Я жизнью жил пьянящей и прекрасной… - страница 16

Шрифт
Интервал



Отправитель: Эрих Ремарк

Оснабрюк

Хакенштр., 3

Стефану Цвейгу

Оснабрюк, после 22.06.1921


Господин Стефан Цвейг!

Я пишу Вам с самоуверенностью человека, для которого всегда было только или – или, и с тем правом, которое есть у каждого сочинителя! Мне 23 года, я был мальчиком для битья у родителей, перелетной птицей, пастухом, рабочим, солдатом, самоучкой, учителем, писателем. Я нахожусь в данный момент в таких хитросплетениях судьбы, в таком страшном творческом борении (ибо для меня творчество отнюдь не литературное или академическое занятие, но кровавое поприще, когда речь идет о жизни и смерти), так что я нуждаюсь в людях, способных мне помочь. Мне сейчас нужен человек, который мог бы мне что-то подсказать, к которому бы я питал безусловное доверие, которому бы я мог верить и следовать! Я не знаю никого другого, кроме Вас! Ибо Вы обладаете таким тончайшим чувством, проникновением, пониманием другого, какого я до сих пор не находил больше ни в ком. Речь идет как раз о том: Вы не должны сказать, является ли путь, которым я сейчас иду, верным! Я хотел бы послать Вам некоторые отрывки, возникшие в моей борьбе со словом, и услышать Ваш приговор.

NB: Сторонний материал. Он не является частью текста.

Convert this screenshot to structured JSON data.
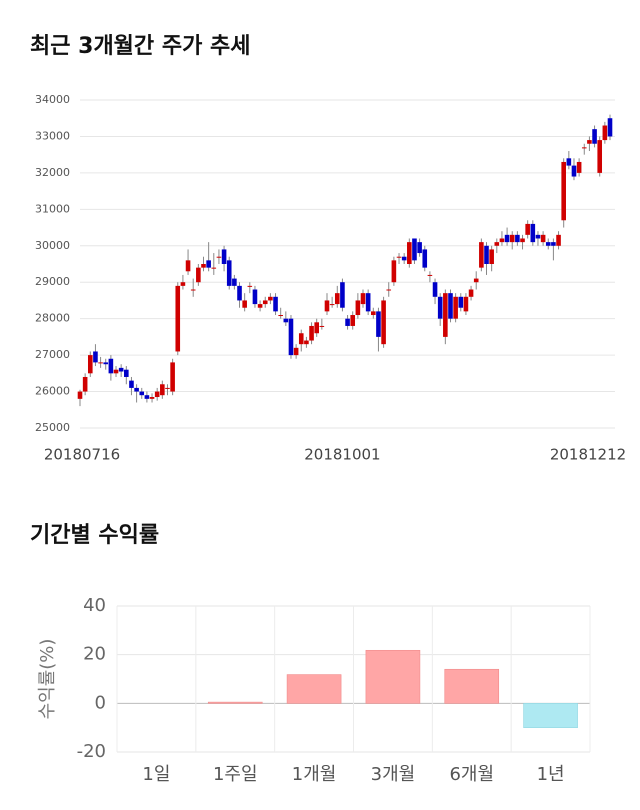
{
  "chart_data": [
    {
      "type": "candlestick",
      "title": "최근 3개월간 주가 추세",
      "categories": [
        "20180716",
        null,
        null,
        null,
        null,
        null,
        null,
        null,
        null,
        null,
        null,
        null,
        null,
        null,
        null,
        null,
        null,
        null,
        null,
        null,
        null,
        null,
        null,
        null,
        null,
        null,
        null,
        null,
        null,
        null,
        null,
        null,
        null,
        null,
        null,
        null,
        null,
        null,
        null,
        null,
        null,
        null,
        null,
        null,
        null,
        null,
        null,
        null,
        null,
        null,
        null,
        "20181001",
        null,
        null,
        null,
        null,
        null,
        null,
        null,
        null,
        null,
        null,
        null,
        null,
        null,
        null,
        null,
        null,
        null,
        null,
        null,
        null,
        null,
        null,
        null,
        null,
        null,
        null,
        null,
        null,
        null,
        null,
        null,
        null,
        null,
        null,
        null,
        null,
        null,
        null,
        null,
        null,
        null,
        null,
        null,
        null,
        null,
        null,
        null,
        null,
        null,
        null,
        null,
        "20181212"
      ],
      "ohlc": [
        [
          25800,
          26050,
          25600,
          26000
        ],
        [
          26000,
          26500,
          25900,
          26400
        ],
        [
          26500,
          27100,
          26400,
          27000
        ],
        [
          27100,
          27300,
          26700,
          26800
        ],
        [
          26800,
          26950,
          26650,
          26800
        ],
        [
          26800,
          26900,
          26600,
          26750
        ],
        [
          26900,
          27000,
          26300,
          26500
        ],
        [
          26500,
          26700,
          26400,
          26600
        ],
        [
          26650,
          26750,
          26400,
          26550
        ],
        [
          26600,
          26700,
          26200,
          26400
        ],
        [
          26300,
          26400,
          25900,
          26100
        ],
        [
          26100,
          26200,
          25700,
          26000
        ],
        [
          26000,
          26100,
          25800,
          25900
        ],
        [
          25900,
          26000,
          25700,
          25800
        ],
        [
          25800,
          25950,
          25700,
          25850
        ],
        [
          25850,
          26100,
          25750,
          26000
        ],
        [
          25900,
          26300,
          25800,
          26200
        ],
        [
          26100,
          26200,
          25900,
          26100
        ],
        [
          26000,
          26900,
          25900,
          26800
        ],
        [
          27100,
          29000,
          27000,
          28900
        ],
        [
          28900,
          29200,
          28800,
          29000
        ],
        [
          29300,
          29900,
          29200,
          29600
        ],
        [
          28800,
          29100,
          28600,
          28800
        ],
        [
          29000,
          29500,
          28900,
          29400
        ],
        [
          29400,
          29700,
          29300,
          29500
        ],
        [
          29600,
          30100,
          29300,
          29400
        ],
        [
          29400,
          29800,
          29200,
          29400
        ],
        [
          29700,
          29900,
          29500,
          29700
        ],
        [
          29900,
          30000,
          29300,
          29500
        ],
        [
          29600,
          29700,
          28800,
          28900
        ],
        [
          29100,
          29200,
          28800,
          28900
        ],
        [
          28900,
          29000,
          28300,
          28500
        ],
        [
          28300,
          28700,
          28200,
          28500
        ],
        [
          28900,
          29000,
          28700,
          28900
        ],
        [
          28800,
          28900,
          28300,
          28400
        ],
        [
          28300,
          28500,
          28200,
          28400
        ],
        [
          28400,
          28600,
          28300,
          28500
        ],
        [
          28500,
          28700,
          28400,
          28600
        ],
        [
          28600,
          28700,
          28100,
          28200
        ],
        [
          28100,
          28300,
          28000,
          28100
        ],
        [
          28000,
          28200,
          27800,
          27900
        ],
        [
          28000,
          28100,
          26900,
          27000
        ],
        [
          27000,
          27300,
          26900,
          27200
        ],
        [
          27300,
          27700,
          27100,
          27600
        ],
        [
          27300,
          27500,
          27200,
          27400
        ],
        [
          27400,
          27900,
          27300,
          27800
        ],
        [
          27600,
          28000,
          27500,
          27900
        ],
        [
          27800,
          28000,
          27700,
          27800
        ],
        [
          28200,
          28700,
          28100,
          28500
        ],
        [
          28400,
          28600,
          28300,
          28400
        ],
        [
          28400,
          28900,
          28300,
          28700
        ],
        [
          29000,
          29100,
          28200,
          28300
        ],
        [
          28000,
          28100,
          27700,
          27800
        ],
        [
          27800,
          28200,
          27700,
          28100
        ],
        [
          28100,
          28700,
          28000,
          28500
        ],
        [
          28400,
          28800,
          28300,
          28700
        ],
        [
          28700,
          28800,
          28100,
          28200
        ],
        [
          28100,
          28300,
          28000,
          28200
        ],
        [
          28200,
          28300,
          27100,
          27500
        ],
        [
          27300,
          28600,
          27200,
          28500
        ],
        [
          28800,
          29000,
          28600,
          28800
        ],
        [
          29000,
          29700,
          28900,
          29600
        ],
        [
          29700,
          29800,
          29500,
          29700
        ],
        [
          29700,
          29800,
          29500,
          29600
        ],
        [
          29500,
          30200,
          29400,
          30100
        ],
        [
          30200,
          30200,
          29500,
          29600
        ],
        [
          30100,
          30200,
          29700,
          29800
        ],
        [
          29900,
          30000,
          29300,
          29400
        ],
        [
          29200,
          29300,
          29000,
          29200
        ],
        [
          29000,
          29100,
          28400,
          28600
        ],
        [
          28600,
          28700,
          27800,
          28000
        ],
        [
          27500,
          28800,
          27300,
          28700
        ],
        [
          28700,
          28800,
          27900,
          28000
        ],
        [
          28000,
          28700,
          27900,
          28600
        ],
        [
          28600,
          28700,
          28200,
          28300
        ],
        [
          28200,
          28700,
          28100,
          28600
        ],
        [
          28600,
          28900,
          28500,
          28800
        ],
        [
          29000,
          29300,
          28800,
          29100
        ],
        [
          29400,
          30200,
          29300,
          30100
        ],
        [
          30000,
          30100,
          29200,
          29500
        ],
        [
          29500,
          30000,
          29300,
          29900
        ],
        [
          30000,
          30200,
          29800,
          30100
        ],
        [
          30100,
          30400,
          30000,
          30200
        ],
        [
          30300,
          30500,
          30000,
          30100
        ],
        [
          30100,
          30400,
          29900,
          30300
        ],
        [
          30300,
          30400,
          30000,
          30100
        ],
        [
          30100,
          30300,
          29900,
          30200
        ],
        [
          30300,
          30700,
          30200,
          30600
        ],
        [
          30600,
          30700,
          30000,
          30100
        ],
        [
          30300,
          30400,
          30000,
          30200
        ],
        [
          30100,
          30400,
          30000,
          30300
        ],
        [
          30100,
          30200,
          29900,
          30000
        ],
        [
          30100,
          30200,
          29600,
          30000
        ],
        [
          30000,
          30400,
          29900,
          30300
        ],
        [
          30700,
          32400,
          30500,
          32300
        ],
        [
          32400,
          32600,
          32100,
          32200
        ],
        [
          32200,
          32400,
          31800,
          31900
        ],
        [
          32000,
          32400,
          31900,
          32300
        ],
        [
          32700,
          32800,
          32500,
          32700
        ],
        [
          32800,
          33000,
          32600,
          32900
        ],
        [
          33200,
          33300,
          32700,
          32800
        ],
        [
          32000,
          33000,
          31900,
          32900
        ],
        [
          32900,
          33400,
          32800,
          33300
        ],
        [
          33500,
          33600,
          32900,
          33000
        ]
      ],
      "up_color": "#d00000",
      "down_color": "#0000c8",
      "ylim": [
        25000,
        34000
      ],
      "yticks": [
        25000,
        26000,
        27000,
        28000,
        29000,
        30000,
        31000,
        32000,
        33000,
        34000
      ],
      "grid": true
    },
    {
      "type": "bar",
      "title": "기간별 수익률",
      "y_label": "수익률(%)",
      "categories": [
        "1일",
        "1주일",
        "1개월",
        "3개월",
        "6개월",
        "1년"
      ],
      "values": [
        0,
        0.5,
        11.8,
        21.8,
        14.0,
        -10.0
      ],
      "positive_color": "#ffa6a6",
      "negative_color": "#aee9f2",
      "ylim": [
        -20,
        40
      ],
      "yticks": [
        -20,
        0,
        20,
        40
      ],
      "grid": true
    }
  ]
}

Простите меня, если я не соблюдаю формы вежливости. Я поставил на карту все, и самое последнее, я цепляюсь всем своим существом за малейшую надежду. Пусть и враждебен мир вокруг меня, все разбивается в беспощадном свете моих глаз, мои собственные насмешки и унижения пожирают мою жизнь; но снова и снова громогласно встает во мне загадочная звездная радуга и омывает меня в мучительном одиночестве и в еще оставшемся счастье движения вперед. Для меня речь идет о жизни и смерти. Или я сломаюсь, или я пробьюсь. Так прочно связаны во мне жизнь и творчество, что я никак не могу отделить их друг от друга и безмерно страдаю от того и от другого. Затравленно бегу я от них под тяжестью вопросов и страшной муки осознания своей миссии и стою теперь на краю пропасти: действительно ли это моя миссия, или это только ухмылка скопившихся противоречий, разъедаемых дикими битвами и галлюцинациями миссионерства? Тогда лучше сразу в пропасть – в легкое как пух ничто.

Я обращаюсь к Вам, господин Цвейг, и прошу Вас как человек человека: напишите мне, могу ли я послать на Ваш суд несколько стихотворений, которые высыпались как осколки в дикой борьбе за крупное сочинение. Я не могу себе позволить включить их в это письмо.